Historic Greenwich Village theater Quad Cinema could face eviction

The theater reopened last year after an extensive renovation

New York /
Nov.November 19, 2018 05:30 PM

Charles S. Cohen and 34 West 13th Street (Credit: Getty Images and Google Maps)

Quad Cinema, which holds the distinction of being the city’s first multiplex, could face eviction at its Greenwich Village home just a year after an extensive renovation.

The theater, which is owned by billionaire real estate developer Charles Cohen, is a neighborhood institution that once hosted late-night screenings for Andy Warhol.

“It was the kind of place where you could rub shoulders with glitterati such as Mick Jagger and David Bowie, and then moments later run into a guy pleasuring himself with a blowup doll in the men’s room,” the New York Post wrote of the theater last spring.

The four-screen venue is suing to block the co-op board of 30-32 West 13th Street from canceling its lease at 34 West 13th Street, according to court documents filed last Friday. The current lease runs through Dec. 31, 2126, court documents state.

The theater, which first opened in 1972, closed for two years for a renovation. It re-opened on April 13, 2017, a day that Mayor Bill de Blasio proclaimed as “Quad Cinema Day.”

The theater’s comeback may now prove to be short-lived. It received two notices of default last July relating to “intolerable noise” from theater speakers and an unpaid bill from a subcontractor. According to court records, Asad Rahman, a tenant at the second floor of apartment building 30-32 West 13th Street, repeatedly complained of noise coming from the theater.

Rahman, whose apartment sits above theaters “A” and “D” of the multiplex, claimed that the noise came from the theater speakers and HVAC equipment.

Quad Cinema dismissed Rahman’s complaints as “completely unsubstantiated.” In a number of instances, he was said to have complained when no movies were playing in the theaters underneath his apartment or when HVAC equipment wasn’t running.

Quad also claims that it has taken steps to reduce noise. The sound levels in its theaters are now set at a normal level of 4 instead of a maximum of 10. It has also stopped using subwoofers, which it identified as the source of previous complaints. Its soundproofing efforts were supervised by Cerami Associates, an acoustical engineering firm.
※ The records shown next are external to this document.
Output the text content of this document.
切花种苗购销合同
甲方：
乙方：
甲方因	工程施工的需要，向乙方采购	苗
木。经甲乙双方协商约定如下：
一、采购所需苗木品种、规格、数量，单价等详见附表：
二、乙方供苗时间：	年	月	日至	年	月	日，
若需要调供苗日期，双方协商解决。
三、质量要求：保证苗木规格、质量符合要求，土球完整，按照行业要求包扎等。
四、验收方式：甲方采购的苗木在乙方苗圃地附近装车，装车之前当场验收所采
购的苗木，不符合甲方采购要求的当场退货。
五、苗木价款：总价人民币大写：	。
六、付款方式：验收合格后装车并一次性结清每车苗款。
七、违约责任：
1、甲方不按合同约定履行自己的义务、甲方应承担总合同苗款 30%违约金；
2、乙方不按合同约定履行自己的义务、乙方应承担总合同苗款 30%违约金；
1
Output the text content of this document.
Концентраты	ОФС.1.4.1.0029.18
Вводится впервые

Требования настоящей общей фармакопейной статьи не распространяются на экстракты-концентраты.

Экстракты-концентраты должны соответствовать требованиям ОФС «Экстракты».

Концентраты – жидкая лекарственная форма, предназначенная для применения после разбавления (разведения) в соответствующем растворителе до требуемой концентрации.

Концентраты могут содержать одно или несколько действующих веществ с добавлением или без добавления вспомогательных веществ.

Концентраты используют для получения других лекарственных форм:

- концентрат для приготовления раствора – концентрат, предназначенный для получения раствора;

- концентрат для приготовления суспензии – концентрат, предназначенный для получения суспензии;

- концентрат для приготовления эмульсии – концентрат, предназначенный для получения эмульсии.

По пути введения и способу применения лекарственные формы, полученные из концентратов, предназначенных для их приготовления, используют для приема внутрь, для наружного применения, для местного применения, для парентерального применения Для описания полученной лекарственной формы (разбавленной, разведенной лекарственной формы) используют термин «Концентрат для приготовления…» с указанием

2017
Quad Cinema also said that it has already paid it’s $5,000 debt to subcontractor R&A Painting last December.

“Considering the robust support the QUAD has received from the surrounding communities and the movie industry,” a spokesperson for Cohen Brothers said in a statement, “the co-op’s attempt to hold the QUAD in default of its lease is wholly without merit and is being vehemently opposed.”

Quad Cinema claims that the alleged violations are “without merit” and is seeking an injunction to block an eviction. Anthony Dreyer, the co-op board’s president, did not reply to a request for comment.